Tuesday, May 17, 2005

Dropping Out of Life

Austin, TX

I'm taking six and a half pills twice a day now. I'm excused from work for 8 weeks and I haven't felt this rotten since I dropped out of college. I guess I'll refer to this as the time that I dropped out of my life.

I'm at my sister's staying with her while my brother-in-law is on his first business trip since my nephew's birth. It's supposed to be a help to her, but I think if we're all a little honest, I'm marginally more helpful than a housetrained retriever.

I know she's terrified of where I am and my nephew and I are holding each other at arm's reach, but I honestly don't whose arm.
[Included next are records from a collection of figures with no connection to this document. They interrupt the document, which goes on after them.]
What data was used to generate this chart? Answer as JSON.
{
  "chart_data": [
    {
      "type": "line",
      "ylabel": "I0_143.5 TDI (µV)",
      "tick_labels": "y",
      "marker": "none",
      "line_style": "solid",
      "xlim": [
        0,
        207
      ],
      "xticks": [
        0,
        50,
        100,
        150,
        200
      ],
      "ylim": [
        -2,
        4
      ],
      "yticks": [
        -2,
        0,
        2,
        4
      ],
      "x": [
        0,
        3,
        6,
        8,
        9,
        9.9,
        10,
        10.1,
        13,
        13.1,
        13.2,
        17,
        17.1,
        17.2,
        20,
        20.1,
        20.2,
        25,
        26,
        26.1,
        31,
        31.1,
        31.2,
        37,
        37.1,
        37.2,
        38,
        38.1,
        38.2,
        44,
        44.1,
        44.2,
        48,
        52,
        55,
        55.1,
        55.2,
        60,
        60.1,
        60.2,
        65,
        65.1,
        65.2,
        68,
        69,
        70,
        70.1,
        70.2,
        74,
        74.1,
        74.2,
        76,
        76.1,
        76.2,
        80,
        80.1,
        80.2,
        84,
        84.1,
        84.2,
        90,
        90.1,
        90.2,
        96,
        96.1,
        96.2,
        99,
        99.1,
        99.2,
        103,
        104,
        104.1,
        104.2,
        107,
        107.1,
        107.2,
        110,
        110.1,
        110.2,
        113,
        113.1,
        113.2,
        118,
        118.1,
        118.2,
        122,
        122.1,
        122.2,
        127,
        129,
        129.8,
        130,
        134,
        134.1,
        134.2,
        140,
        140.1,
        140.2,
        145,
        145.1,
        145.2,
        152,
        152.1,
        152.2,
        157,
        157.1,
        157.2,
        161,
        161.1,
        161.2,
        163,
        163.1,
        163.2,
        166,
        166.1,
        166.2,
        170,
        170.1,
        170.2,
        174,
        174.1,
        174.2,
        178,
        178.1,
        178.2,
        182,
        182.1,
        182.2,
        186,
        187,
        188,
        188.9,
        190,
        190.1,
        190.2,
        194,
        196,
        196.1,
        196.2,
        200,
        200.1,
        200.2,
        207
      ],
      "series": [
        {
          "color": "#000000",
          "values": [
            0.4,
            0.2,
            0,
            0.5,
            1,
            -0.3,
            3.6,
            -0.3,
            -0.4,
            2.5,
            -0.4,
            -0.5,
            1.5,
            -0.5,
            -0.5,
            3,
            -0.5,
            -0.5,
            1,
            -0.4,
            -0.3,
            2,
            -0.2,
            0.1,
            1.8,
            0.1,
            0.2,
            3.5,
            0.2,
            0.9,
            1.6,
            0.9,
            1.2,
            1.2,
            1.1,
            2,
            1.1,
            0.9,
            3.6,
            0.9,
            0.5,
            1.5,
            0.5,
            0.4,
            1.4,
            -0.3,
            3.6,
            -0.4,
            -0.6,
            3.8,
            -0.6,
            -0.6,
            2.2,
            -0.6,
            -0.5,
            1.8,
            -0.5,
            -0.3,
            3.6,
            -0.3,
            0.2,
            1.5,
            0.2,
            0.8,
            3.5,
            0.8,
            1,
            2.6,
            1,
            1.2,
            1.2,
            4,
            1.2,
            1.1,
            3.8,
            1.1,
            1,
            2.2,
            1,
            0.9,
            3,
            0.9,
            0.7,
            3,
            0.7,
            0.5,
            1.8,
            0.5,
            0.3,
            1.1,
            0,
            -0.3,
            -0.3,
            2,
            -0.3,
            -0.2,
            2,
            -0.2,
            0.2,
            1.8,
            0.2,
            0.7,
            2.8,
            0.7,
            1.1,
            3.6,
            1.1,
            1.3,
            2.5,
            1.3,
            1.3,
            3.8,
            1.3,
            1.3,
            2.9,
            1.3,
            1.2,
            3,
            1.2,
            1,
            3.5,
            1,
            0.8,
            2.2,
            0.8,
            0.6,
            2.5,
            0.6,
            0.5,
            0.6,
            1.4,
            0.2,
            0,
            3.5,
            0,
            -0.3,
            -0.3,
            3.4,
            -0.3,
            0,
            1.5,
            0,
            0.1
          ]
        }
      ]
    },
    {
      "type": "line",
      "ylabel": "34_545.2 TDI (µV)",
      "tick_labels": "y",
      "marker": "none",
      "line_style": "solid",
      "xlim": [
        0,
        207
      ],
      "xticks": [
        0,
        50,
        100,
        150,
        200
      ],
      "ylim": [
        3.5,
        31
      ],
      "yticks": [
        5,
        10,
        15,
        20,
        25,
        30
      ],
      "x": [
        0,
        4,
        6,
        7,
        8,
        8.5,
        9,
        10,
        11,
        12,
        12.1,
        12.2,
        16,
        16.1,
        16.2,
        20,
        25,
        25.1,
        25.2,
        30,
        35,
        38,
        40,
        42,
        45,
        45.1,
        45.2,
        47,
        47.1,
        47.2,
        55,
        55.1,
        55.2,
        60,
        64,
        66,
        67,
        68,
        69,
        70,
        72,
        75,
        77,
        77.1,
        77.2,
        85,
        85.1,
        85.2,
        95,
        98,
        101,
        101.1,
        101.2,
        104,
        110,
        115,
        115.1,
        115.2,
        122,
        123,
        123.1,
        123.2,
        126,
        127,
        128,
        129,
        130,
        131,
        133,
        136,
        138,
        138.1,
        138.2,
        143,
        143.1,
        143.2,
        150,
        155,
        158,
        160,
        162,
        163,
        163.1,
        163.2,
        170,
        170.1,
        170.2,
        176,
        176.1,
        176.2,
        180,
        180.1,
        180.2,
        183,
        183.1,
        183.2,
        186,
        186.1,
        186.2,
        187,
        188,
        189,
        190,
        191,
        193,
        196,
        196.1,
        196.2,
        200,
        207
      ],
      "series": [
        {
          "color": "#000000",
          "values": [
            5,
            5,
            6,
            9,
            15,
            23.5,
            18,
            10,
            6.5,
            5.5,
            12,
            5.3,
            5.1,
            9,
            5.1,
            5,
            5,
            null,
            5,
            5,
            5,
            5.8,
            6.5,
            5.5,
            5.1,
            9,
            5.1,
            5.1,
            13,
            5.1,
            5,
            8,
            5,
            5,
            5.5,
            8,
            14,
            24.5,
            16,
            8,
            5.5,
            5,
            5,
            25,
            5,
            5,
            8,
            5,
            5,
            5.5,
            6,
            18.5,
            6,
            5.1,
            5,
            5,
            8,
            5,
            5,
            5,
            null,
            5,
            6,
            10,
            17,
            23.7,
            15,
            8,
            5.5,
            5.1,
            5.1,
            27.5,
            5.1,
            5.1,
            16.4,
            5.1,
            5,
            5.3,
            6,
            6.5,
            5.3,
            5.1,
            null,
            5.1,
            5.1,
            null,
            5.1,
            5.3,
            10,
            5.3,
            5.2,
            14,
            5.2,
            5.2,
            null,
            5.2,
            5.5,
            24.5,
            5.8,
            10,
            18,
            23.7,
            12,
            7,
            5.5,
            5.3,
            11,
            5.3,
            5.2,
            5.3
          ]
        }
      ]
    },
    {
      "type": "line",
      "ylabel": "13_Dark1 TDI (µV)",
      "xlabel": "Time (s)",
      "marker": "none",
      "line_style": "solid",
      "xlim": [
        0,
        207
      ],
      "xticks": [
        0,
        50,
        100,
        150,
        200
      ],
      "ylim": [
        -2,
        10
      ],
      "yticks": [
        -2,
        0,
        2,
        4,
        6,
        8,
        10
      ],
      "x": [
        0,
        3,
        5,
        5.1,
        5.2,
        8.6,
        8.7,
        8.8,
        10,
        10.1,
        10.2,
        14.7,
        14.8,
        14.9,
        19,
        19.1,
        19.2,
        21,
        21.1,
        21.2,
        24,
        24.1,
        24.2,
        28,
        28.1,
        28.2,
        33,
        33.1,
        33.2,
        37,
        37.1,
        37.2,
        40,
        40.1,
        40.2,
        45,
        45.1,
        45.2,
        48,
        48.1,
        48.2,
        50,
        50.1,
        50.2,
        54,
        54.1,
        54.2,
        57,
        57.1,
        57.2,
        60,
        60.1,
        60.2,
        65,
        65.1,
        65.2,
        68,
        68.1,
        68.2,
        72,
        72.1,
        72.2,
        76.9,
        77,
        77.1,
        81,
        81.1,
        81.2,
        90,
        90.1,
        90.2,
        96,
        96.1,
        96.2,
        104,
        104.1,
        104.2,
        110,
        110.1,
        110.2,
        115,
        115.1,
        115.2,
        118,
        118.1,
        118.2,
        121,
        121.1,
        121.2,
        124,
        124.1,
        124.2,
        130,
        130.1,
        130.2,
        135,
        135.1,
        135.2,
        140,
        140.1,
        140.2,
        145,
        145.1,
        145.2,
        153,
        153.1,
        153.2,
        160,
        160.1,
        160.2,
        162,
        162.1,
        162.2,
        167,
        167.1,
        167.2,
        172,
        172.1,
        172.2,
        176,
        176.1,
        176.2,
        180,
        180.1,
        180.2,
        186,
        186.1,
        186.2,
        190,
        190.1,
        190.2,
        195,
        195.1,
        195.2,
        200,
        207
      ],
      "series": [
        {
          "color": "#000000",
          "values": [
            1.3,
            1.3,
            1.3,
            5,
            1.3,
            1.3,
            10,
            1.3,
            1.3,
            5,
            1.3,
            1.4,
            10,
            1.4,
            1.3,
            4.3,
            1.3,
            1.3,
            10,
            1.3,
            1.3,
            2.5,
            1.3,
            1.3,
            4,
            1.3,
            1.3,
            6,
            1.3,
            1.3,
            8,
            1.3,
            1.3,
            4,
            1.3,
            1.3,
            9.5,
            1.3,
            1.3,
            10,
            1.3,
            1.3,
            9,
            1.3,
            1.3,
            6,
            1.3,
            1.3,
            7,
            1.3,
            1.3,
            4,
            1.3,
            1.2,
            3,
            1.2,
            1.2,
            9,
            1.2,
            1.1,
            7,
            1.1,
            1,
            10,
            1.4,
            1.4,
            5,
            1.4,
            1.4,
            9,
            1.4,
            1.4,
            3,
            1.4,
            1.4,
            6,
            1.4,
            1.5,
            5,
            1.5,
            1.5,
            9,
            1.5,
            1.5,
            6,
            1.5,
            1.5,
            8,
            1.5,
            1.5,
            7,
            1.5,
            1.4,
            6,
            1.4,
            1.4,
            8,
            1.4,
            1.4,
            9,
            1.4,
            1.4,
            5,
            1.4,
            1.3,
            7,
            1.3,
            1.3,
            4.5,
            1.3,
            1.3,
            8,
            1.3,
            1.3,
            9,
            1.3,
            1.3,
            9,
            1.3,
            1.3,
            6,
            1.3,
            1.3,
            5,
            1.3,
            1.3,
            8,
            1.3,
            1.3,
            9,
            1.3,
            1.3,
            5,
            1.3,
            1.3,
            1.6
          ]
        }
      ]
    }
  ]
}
I'm so exhausted all the time, like just existing is exhausting. And I'm not even existing as myself. I'm a shadow of myself just going through the motions and haunting this existence that belongs to me or some version of me that I can't even remember.

We, my sister and I -- and I think our mother as well -- live for these moments when I feel like myself. I've only had one of these moments in the last few weeks. A rather ridiculous moment, actually -- I was standing in the grocery store picking out Roma tomatoes and using all five fingers of one hand to test the tenderness of the tomato and it occured to me -- this is something I do.

How is it that a stupid tomato -- one that I never intend to eat even -- has more power to remind me of who I am than my sister or my nephew? Where is the fairness in that???